I'm writing an equipment rental application where clients are charged a fee for renting equipment based on the duration (in days) of the rental. So, basically, (daily fee * number of days) = total charge.

For instant feedback on the client side, I'm trying to use Javascript to figure out the difference in two calendar dates. I've searched around, but nothing I've found is quite what I'm looking for. Most solutions I've seen are of the form:

function dateDiff1(startDate, endDate) {
    return ((endDate.getTime() - startDate.getTime()) / 1000*60*60*24);
}

My problem is that equipment can be checked out and returned at any time of day during those two dates with no additional charge. The above code is calculating the number of 24 hour periods between the two dates, when I'm really interested in the number of calendar days.

For example, if someone checked out equipment at 6am on July 6th and returned it at 10pm on July 7th, the above code would calculate that more than one 24 hour period had passed, and would return 2. The desired result is 1, since only one calendar date has elapsed (i.e. the 6th to the 7th).

The closest solution I've found is this function:

function dateDiff2(startDate, endDate) {
    return endDate.getDate() - startDate.getDate();
}

which does exactly what I want, as long as the two dates are within the same month. However, since getDate() only returns the day of month (i.e. 1-31), it doesn't work when the dates span multiple months (e.g. July 31 to August 1 is 1 day, but the above calcuates 1 - 31, or -29).

On the backend, in PHP, I'm using gregoriantojd(), which seems to work just fine (see this post for an example). I just can't find an equivalent solution in Javascript.

Anyone have any ideas?

A: 

Since the Julian day is effectively the number of days (and in some cases also the fraction of number of days) since a certain date, it is practically the same as a UNIX timestamp, presented differently. You can get the number of whole days since 1970 like so:

Date.prototype.getWholeDays = function () {
    return Math.floor(new Date() / 1000*60*60*24);
};

function dateDiff(startDate, endDate) {
    return endDate.getWholeDays() - startDate.getWholeDays();
}
Blixt
I don't think that would work if startDate and endDate were within 24 hours of each other. E.g. if startDate is 11:30pm July 6, and endDate is 12:30am July 7, wouldn't that round down to 0? (an extreme example, of course, but still a valid concern).
Alan
You're right, I changed it now.
Blixt
+1  A: 

What I would do is set the two date's times to the same time. For example, set endDate's time to 12:00am and startDate's time to 12:00 am also. Then get the difference between them.

On a side note, since I too am in the rental equipment software industry, it seems like you're losing rental revenue by not counting the hours. Per your example if someone picked up the equipment on July 6th at 6am and returned it on july 7th at 10pm.
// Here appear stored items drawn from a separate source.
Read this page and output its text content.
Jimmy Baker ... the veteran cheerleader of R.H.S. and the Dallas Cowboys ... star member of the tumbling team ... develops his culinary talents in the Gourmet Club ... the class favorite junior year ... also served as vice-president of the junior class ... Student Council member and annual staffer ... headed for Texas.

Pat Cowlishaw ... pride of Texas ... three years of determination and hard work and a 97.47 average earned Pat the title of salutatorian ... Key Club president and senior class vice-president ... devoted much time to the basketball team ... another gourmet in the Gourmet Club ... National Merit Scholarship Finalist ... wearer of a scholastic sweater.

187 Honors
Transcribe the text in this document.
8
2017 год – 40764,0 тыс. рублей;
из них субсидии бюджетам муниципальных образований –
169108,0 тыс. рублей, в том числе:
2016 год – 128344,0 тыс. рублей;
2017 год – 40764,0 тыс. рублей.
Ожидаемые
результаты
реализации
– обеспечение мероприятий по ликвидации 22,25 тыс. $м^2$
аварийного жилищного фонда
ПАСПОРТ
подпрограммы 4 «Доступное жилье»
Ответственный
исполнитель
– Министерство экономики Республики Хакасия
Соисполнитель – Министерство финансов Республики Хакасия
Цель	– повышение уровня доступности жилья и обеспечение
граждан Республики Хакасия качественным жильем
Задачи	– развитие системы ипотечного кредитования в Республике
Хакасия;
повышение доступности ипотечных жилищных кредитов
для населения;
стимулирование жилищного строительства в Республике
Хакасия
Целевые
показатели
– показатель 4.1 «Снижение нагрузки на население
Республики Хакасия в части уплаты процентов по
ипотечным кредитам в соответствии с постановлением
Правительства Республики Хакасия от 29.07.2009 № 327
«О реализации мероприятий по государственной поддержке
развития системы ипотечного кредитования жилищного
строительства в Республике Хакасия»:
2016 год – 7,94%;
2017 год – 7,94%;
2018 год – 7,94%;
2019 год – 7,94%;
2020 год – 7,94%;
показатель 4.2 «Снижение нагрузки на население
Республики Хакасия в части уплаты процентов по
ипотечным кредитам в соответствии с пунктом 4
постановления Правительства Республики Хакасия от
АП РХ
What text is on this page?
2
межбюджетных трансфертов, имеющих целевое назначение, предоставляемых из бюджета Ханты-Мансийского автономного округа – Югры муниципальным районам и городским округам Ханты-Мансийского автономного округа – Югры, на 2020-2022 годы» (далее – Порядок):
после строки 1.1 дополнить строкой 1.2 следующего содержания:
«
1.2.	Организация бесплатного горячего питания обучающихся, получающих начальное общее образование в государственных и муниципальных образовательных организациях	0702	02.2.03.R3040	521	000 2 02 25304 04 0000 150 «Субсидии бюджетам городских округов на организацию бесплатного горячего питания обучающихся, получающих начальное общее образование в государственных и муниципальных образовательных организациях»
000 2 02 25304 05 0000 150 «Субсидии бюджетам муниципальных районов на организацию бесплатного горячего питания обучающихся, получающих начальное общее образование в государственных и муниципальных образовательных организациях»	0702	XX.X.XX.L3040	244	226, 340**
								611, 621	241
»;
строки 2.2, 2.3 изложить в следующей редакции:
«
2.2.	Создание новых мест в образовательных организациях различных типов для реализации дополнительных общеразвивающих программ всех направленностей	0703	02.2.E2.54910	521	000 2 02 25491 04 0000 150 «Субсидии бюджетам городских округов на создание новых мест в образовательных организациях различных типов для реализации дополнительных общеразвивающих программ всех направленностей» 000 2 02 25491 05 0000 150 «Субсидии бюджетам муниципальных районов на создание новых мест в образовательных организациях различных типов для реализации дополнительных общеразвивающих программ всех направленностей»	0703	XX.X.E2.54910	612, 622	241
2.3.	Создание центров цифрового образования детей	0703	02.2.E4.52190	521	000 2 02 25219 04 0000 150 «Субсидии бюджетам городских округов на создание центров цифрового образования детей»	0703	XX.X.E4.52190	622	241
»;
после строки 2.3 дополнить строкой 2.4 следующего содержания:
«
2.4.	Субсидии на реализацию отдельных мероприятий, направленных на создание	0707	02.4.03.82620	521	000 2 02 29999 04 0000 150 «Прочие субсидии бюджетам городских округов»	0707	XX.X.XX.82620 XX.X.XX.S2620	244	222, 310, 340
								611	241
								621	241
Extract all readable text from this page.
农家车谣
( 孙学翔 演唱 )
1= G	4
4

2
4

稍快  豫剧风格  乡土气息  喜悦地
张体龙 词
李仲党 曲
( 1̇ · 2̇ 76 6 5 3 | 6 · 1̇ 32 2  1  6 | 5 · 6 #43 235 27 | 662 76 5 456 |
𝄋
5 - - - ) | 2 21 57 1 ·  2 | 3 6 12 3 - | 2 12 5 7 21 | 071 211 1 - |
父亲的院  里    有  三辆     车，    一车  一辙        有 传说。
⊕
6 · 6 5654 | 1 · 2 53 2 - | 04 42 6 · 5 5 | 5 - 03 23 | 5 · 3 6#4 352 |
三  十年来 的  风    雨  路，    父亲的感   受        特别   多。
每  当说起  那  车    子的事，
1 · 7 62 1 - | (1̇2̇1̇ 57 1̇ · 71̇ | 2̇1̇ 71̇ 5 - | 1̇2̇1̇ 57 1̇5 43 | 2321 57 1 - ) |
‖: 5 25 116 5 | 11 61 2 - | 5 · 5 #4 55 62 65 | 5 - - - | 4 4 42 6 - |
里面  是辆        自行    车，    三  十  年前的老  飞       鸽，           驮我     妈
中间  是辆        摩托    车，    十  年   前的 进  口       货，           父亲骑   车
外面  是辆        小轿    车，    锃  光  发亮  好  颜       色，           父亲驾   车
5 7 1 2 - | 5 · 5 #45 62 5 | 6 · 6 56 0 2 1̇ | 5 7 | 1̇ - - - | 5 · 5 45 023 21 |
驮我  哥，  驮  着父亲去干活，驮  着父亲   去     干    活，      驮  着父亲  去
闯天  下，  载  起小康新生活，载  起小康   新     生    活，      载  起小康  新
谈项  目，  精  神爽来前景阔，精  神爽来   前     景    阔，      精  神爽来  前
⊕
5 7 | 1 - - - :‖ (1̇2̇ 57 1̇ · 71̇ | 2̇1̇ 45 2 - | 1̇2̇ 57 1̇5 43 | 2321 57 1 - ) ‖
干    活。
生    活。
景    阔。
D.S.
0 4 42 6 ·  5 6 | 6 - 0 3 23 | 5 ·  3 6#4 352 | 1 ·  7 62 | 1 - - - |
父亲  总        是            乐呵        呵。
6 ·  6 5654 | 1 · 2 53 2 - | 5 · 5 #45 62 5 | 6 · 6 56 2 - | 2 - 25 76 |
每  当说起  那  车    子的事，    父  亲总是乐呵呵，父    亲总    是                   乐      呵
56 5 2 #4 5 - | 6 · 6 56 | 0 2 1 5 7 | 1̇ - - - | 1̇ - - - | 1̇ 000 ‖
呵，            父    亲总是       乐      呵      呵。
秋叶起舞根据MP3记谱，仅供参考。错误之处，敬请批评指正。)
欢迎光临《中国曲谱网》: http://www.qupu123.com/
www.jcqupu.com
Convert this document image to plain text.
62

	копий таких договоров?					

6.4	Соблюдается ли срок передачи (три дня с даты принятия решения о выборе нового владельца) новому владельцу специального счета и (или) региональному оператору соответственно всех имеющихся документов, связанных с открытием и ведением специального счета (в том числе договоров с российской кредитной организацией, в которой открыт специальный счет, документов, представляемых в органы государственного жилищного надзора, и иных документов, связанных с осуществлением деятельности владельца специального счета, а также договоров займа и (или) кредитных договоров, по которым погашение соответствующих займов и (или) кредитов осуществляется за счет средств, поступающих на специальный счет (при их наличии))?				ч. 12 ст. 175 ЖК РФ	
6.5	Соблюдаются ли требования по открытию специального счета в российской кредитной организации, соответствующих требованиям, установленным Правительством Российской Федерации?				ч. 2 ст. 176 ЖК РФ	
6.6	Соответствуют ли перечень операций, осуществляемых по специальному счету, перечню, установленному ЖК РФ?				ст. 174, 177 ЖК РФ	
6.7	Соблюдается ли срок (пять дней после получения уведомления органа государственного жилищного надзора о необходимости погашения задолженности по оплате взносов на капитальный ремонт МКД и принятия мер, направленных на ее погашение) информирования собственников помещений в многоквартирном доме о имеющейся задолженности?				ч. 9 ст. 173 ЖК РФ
They had two full days to use the equipment and possibly incur an excess meter charge too...

mga911
That's a good point. We're a student-run TV station, though, so the rental fees are more to encourage reasonable rental lengths than to make a profit. We only charge about $5 a day for a camera.
Alan
A: 

You could adjust the start date to midnight of the same day, then calculate the number of 24-hour periods between the dates. Then, you would take the ceiling or floor of that number depending on whether you want to count any part of a day as a whole day or not.

function dateDiff(startDate, endDate) {
    // set startDate to the beginning of the day
    startDate = new Date(
        startDate.getFullYear(),
        startDate.getMonth(),
        startDate.getDate());

    return Math.floor((endDate - startDate) / 1000*60*60*24);
}
Matthew Crumley
A: 

use setHours() method, assuming number of days can never be zero :)

function dateDiff1(startDate, endDate) {
    endDate.setHours(0);
    startDate.setHours(0);
    //assuming days cannt be 0.

    var x = ((endDate.getTime() - startDate.getTime()) / 1000*60*60*24);
    if (x <1 && x>=0) {
        return 1;
    }
    return x;
}
Ratnesh Maurya
A: 

If you want whole days for your student camera rental example ...

function daysBetween(first, second) {

    // Copy date parts of the timestamps, discarding the time parts.
    var one = new Date(first.getFullYear(), first.getMonth(), first.getDate());
    var two = new Date(second.getFullYear(), second.getMonth(), second.getDate());

    // Do the math.
    var millisecondsPerDay = 1000 * 60 * 60 * 24;
    var millisBetween = two.getTime() - one.getTime();
    var days = millisBetween / millisecondsPerDay;

    // Round down.
    return Math.floor(days);
}
Ed Poor